A Deep Work Transformation

I think that the first time that I ran into the idea of self improvement was probably shortly after I got into going to college on my own.

Today’s blog post is about work and doing your best in what you know how to do.

When I first discovered the blog of calnewport.com, it was called Study Hacks. I had found Cal’s blog after searching the internet for more of these cool hacks I had been seeing at places like lifehacker.com, along with a few other places. The purpose of the site was to help students become better at what they do, studying; and there were few places that provided such incredibly unique and original content. I think that the year was some time between 2008 and 2009. I was floating somewhere between failing out of the University of Utah, and getting admitted into Utah State University.

At the time that I learned about studyhacks, and hacks for that matter, I had been on the dean’s honor list for my associate’s degree after having graduated from my high school at the ripe at of sixteen. To say that I was a dedicated learner, and a systematic student, would be an understatement. But when I started into The University of Utah, my skills as a student began to show all their failings – at least so I thought. I will come back to what I think lead to my failing more in a minute.

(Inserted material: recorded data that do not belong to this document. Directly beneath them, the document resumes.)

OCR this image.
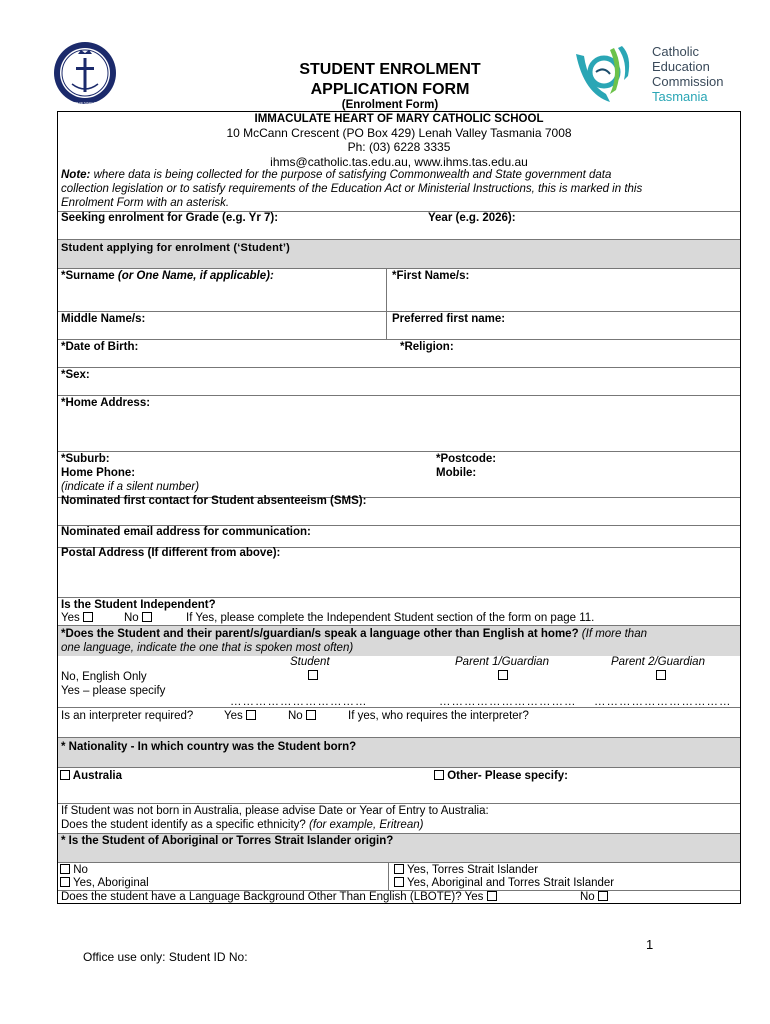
IMMACULATE HEART OF MARY CATHOLIC SCHOOL
Catholic
Education
Commission
Tasmania
STUDENT ENROLMENT
APPLICATION FORM
(Enrolment Form)
IMMACULATE HEART OF MARY CATHOLIC SCHOOL
10 McCann Crescent (PO Box 429) Lenah Valley Tasmania 7008
Ph: (03) 6228 3335
ihms@catholic.tas.edu.au, www.ihms.tas.edu.au
Note: where data is being collected for the purpose of satisfying Commonwealth and State government data
collection legislation or to satisfy requirements of the Education Act or Ministerial Instructions, this is marked in this
Enrolment Form with an asterisk.
Seeking enrolment for Grade (e.g. Yr 7):	Year (e.g. 2026):
Student applying for enrolment (‘Student’)
*Surname (or One Name, if applicable):	*First Name/s:
Middle Name/s:	Preferred first name:
*Date of Birth:	*Religion:
*Sex:
*Home Address:
*Suburb:	*Postcode:
Home Phone:	Mobile:
(indicate if a silent number)
Nominated first contact for Student absenteeism (SMS):
Nominated email address for communication:
Postal Address (If different from above):
Is the Student Independent?
Yes	No	If Yes, please complete the Independent Student section of the form on page 11.
*Does the Student and their parent/s/guardian/s speak a language other than English at home? (If more than
one language, indicate the one that is spoken most often)
Student	Parent 1/Guardian	Parent 2/Guardian
No, English Only
Yes – please specify
……………………………	…………………………… ……………………………
Is an interpreter required?	Yes	No	If yes, who requires the interpreter?
* Nationality - In which country was the Student born?
Australia	Other- Please specify:
If Student was not born in Australia, please advise Date or Year of Entry to Australia:
Does the student identify as a specific ethnicity? (for example, Eritrean)
* Is the Student of Aboriginal or Torres Strait Islander origin?
No
Yes, Aboriginal
Yes, Torres Strait Islander
Yes, Aboriginal and Torres Strait Islander
Does the student have a Language Background Other Than English (LBOTE)? Yes	No
1
Office use only: Student ID No:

What I had come to learn, and which I applied liberally when I started at Utah State University, were some of the ideas that I had gleaned while I was an active reader of Cal’s website. Most of what I had read while I was an active reader was nothing special:

– Make studying rich with experience, by going outside

– Study for no more than two hours a day, law of diminishing returns

– Go to school year round, summer break leads to lazy behavior

– Become passionate about your studies, you are paying learn

The first three I swore by in the first year of my studies at Utah State University. But over time the only one that I held true to was going to school full time. I had a high school teacher that used to say that if you treat school like a full time job that you will have an easier time transitioning into full time work when you get into working life.

Ultimately, I really wish that I would have applied my self to my studies more. The prospects of having a rich social life while going to college were too tempting for someone like me: a conservative farmboy too innocent for his own good. As many know, the college years of life are some of the best that a person can have while they live in a free country. And I fell into the hobbies of college life just as much as the next bachelor: drugs, sex and parties were just a part of the scene.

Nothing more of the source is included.